A conductor recommends: Jakub Hrůša’s highlights

Music from Bach to Berg is brought together from our archives in the playlist that Jakub Hrůša has compiled to mark his guest conducting appearance in September 2021. In addition to symphonies by Beethoven and Bruckner, his recommendations include works inspired by images and stories. Among the conductors is Hrůša’s teacher and fellow countryman Jiří Bělohlávek, plus Kirill Petrenko, Daniel Barenboim, Claudio Abbado, and Lorin Maazel.

Jakub Hrůša, chief conductor of the Bamberg Symphony, thrilled audiences at his first performances with the Berliner Philharmoniker in 2018 and 2019 with tone poems by Dvořák, Bartók, Berlioz and Janáček. In the process, he proved to be a keen storyteller with a distinctive sense of musical dramaturgy. The playlist that the Czech compiled from our concert archive to mark his third guest conducting appearance with the Philharmoniker also features symphonic poems: Daniel Barenboim conducts Richard Strauss’s capricious Till Eulenspiegel and Claudio Abbado conducts Claude Debussy’s sonorous La Mer. Narrative music drama is also the common thread in the suite from Janáček’s opera From the House of the Dead, here arranged by Hrůša’s teacher Jiří Bělohlávek, Wagner’s Ring without Words as performed by Lorin Maazel, and the St Matthew Passion staged by Peter Sellars and conducted by Sir Simon Rattle.

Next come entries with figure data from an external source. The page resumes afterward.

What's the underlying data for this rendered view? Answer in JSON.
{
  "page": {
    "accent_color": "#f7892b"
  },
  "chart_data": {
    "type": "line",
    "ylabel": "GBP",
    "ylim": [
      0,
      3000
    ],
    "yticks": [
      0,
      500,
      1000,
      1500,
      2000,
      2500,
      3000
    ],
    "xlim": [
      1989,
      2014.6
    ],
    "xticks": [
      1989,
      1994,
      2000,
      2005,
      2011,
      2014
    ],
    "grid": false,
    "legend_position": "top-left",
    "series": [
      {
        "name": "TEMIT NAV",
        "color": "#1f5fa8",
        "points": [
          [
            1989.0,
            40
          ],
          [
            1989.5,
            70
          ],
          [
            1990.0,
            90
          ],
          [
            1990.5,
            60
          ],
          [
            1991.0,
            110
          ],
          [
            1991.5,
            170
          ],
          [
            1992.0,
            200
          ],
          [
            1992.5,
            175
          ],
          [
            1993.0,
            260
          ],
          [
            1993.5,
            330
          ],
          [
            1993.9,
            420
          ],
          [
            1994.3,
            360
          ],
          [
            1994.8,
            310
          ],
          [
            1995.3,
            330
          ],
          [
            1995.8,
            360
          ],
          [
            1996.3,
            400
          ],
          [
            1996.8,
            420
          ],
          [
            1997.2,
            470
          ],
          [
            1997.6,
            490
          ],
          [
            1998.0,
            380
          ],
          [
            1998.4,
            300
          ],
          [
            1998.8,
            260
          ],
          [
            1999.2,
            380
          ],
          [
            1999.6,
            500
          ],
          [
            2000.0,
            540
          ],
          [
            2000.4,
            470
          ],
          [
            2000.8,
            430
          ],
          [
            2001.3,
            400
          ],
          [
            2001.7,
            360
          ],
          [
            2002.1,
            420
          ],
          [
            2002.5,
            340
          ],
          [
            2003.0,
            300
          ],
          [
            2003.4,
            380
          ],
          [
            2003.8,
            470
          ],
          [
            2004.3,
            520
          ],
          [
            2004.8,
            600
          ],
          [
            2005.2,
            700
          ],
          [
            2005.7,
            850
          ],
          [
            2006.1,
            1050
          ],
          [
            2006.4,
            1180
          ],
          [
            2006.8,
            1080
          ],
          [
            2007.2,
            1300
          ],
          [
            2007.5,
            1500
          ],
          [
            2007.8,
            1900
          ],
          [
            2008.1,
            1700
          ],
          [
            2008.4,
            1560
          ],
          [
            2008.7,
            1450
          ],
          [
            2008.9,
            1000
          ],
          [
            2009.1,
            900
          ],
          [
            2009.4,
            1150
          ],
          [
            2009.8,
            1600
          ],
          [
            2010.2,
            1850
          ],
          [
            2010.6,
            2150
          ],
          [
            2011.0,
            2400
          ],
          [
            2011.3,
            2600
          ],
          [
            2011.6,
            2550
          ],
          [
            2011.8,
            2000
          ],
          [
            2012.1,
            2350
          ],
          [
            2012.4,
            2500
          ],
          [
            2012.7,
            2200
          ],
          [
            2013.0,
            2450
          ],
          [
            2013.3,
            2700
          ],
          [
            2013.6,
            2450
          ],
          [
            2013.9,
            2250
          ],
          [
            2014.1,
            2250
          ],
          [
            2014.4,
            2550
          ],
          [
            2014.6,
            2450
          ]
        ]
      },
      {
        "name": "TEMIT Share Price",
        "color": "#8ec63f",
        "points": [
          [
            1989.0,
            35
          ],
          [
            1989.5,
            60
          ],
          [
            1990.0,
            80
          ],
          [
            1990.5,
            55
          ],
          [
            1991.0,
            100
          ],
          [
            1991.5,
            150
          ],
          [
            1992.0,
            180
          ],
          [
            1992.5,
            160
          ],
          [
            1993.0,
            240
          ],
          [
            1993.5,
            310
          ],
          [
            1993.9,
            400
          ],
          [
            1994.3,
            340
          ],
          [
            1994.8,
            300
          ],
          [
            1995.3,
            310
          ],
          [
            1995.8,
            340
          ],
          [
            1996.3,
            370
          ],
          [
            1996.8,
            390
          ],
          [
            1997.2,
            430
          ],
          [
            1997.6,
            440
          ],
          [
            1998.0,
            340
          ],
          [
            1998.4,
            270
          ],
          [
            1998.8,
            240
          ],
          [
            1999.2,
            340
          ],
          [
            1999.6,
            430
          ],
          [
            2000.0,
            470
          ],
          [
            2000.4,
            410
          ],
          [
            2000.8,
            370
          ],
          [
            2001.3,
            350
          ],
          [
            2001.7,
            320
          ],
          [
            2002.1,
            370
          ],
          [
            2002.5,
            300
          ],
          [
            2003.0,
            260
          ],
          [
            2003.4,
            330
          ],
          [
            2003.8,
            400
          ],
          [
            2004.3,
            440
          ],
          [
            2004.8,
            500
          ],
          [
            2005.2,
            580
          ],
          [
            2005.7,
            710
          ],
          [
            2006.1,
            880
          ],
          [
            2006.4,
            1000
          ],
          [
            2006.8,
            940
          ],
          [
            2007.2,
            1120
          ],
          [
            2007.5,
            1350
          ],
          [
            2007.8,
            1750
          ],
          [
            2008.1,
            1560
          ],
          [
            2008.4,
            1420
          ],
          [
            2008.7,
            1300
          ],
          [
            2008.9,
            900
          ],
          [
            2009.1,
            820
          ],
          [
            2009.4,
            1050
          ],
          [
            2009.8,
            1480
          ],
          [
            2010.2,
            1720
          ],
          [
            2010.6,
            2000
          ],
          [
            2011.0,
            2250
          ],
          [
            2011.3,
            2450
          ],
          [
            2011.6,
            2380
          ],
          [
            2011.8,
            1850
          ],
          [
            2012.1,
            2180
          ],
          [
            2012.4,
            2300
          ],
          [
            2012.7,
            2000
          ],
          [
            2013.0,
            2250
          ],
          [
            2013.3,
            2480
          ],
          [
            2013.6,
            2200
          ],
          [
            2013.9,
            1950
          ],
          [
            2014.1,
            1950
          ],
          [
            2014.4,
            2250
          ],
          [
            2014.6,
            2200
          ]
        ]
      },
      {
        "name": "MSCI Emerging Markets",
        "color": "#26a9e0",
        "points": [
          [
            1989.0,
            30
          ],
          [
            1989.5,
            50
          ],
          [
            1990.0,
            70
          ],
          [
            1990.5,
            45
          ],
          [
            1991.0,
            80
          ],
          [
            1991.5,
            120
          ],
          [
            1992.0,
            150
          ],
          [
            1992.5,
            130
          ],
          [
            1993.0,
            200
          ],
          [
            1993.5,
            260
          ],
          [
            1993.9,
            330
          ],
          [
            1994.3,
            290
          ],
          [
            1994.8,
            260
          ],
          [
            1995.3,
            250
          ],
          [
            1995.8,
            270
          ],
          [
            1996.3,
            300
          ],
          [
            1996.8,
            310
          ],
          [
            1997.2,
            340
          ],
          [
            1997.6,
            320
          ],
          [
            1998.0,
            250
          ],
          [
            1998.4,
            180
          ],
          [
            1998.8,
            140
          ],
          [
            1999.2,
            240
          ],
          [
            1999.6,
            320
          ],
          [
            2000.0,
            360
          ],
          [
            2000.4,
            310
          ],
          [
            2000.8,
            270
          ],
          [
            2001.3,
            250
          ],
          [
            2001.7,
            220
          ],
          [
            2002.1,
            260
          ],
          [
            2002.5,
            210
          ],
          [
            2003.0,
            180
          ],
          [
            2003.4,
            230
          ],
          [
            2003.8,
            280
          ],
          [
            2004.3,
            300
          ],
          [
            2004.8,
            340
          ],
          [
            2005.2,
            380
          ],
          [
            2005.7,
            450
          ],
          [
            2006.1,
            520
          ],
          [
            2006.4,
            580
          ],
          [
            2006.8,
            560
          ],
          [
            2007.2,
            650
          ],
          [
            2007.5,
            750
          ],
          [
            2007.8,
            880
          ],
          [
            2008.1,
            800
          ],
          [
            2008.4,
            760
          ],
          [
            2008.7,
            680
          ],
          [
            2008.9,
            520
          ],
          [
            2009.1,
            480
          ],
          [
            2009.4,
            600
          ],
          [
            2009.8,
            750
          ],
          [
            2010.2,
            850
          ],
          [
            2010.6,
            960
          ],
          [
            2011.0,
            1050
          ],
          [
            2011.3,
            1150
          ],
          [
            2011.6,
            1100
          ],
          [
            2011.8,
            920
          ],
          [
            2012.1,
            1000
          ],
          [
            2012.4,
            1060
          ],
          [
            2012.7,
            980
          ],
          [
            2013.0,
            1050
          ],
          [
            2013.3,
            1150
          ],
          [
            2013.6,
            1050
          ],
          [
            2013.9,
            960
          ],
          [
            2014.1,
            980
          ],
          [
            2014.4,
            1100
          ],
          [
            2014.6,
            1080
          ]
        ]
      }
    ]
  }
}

From the core symphonic repertoire, Hrůša has chosen Beethoven’s rhythmically energetic Seventh with Kirill Petrenko, which finds a counterpart in Bruckner’s expansive and song-like Seventh in Sergiu Celibidache’s interpretation. The playlist also includes Kirill Petrenko’s performance of Josef Suk’s Asrael Symphony. The Czech composer wrote this haunting work while in deep mourning: his father-in-law Antonín Dvořák and his daughter, Suk’s wife Ottilie, had died within a few months of each other.

This selection is complemented by two major concertos: Krystian Zimmerman can be heard in Brahms’s First Piano Concerto, and Frank Peter Zimmermann in Alban Berg’s violin concerto dedicated “To the memory of an angel”.